Kevin colocou um braço ao redor dela, sem ter a certeza se a estava a consolar ou a tentar consolar-se a si próprio.
“Achas que as pessoas estão bem?” Luna perguntou. “Achas que os meus pais estão bem?”
Kevin engoliu em seco, pensando nas pessoas em fila para entrar nas naves. A sua mãe também estaria algures entre essas pessoas.
“Espero que sim” disse ele.
“É injusto” disse Luna. “Nós estamos aqui seguros num bunker, enquanto toda a gente está presa lá fora... quantas pessoas achas que foram convertidas?”
Kevin pensou na vasta maré de pessoas que tinha estado nos ecrãs antes de estes ficarem sem imagem, e nos números cada vez menores de pessoas que lá estavam para informar sobre tudo aquilo.
“Eu não sei, muitas” ele supôs.
“Talvez todas” disse Luna. “Talvez nós sejamos os últimos.”
“Devíamos dar uma volta por aqui e procurar” disse ele. “Talvez consigamos encontrar uma maneira de ligar tudo novamente. E, então, depois podemos ver.”

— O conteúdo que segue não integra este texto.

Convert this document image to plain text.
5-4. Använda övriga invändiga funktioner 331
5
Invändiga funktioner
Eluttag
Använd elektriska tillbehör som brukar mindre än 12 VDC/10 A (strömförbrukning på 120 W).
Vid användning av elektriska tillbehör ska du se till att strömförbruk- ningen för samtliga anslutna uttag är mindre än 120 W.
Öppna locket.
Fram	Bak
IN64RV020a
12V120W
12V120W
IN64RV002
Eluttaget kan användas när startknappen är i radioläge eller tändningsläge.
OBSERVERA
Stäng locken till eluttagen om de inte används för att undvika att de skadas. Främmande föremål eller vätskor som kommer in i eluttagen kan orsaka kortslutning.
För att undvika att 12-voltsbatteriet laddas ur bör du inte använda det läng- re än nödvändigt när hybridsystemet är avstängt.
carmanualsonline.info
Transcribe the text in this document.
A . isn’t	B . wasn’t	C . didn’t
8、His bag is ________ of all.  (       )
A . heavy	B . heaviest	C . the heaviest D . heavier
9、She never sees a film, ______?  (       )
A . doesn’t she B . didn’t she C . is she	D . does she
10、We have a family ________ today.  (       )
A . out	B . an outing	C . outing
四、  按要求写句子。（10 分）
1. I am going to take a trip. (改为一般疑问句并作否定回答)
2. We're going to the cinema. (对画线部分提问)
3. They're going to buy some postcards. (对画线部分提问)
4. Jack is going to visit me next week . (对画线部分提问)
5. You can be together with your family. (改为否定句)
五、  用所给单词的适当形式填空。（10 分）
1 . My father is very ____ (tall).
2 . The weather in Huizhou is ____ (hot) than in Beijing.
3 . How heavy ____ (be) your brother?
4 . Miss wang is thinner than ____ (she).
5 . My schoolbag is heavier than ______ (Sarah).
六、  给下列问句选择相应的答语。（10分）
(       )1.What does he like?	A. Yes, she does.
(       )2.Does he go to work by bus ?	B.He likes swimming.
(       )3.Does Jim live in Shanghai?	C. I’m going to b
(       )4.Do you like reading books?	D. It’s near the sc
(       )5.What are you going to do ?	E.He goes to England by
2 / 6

Ele disse isso tanto para tentar distrair Luna quanto porque achava que eles tinham esperança de o fazer. O que é que eles sabiam sobre arranjar sistemas de computador? Se um dos cientistas do instituto da NASA estivesse lá... talvez a Dra. Levin... mas eles tinham desaparecido, assim como todos os outros. Eles tinham sido transformados pelo vapor, transformando-se em coisas que os tinham perseguido.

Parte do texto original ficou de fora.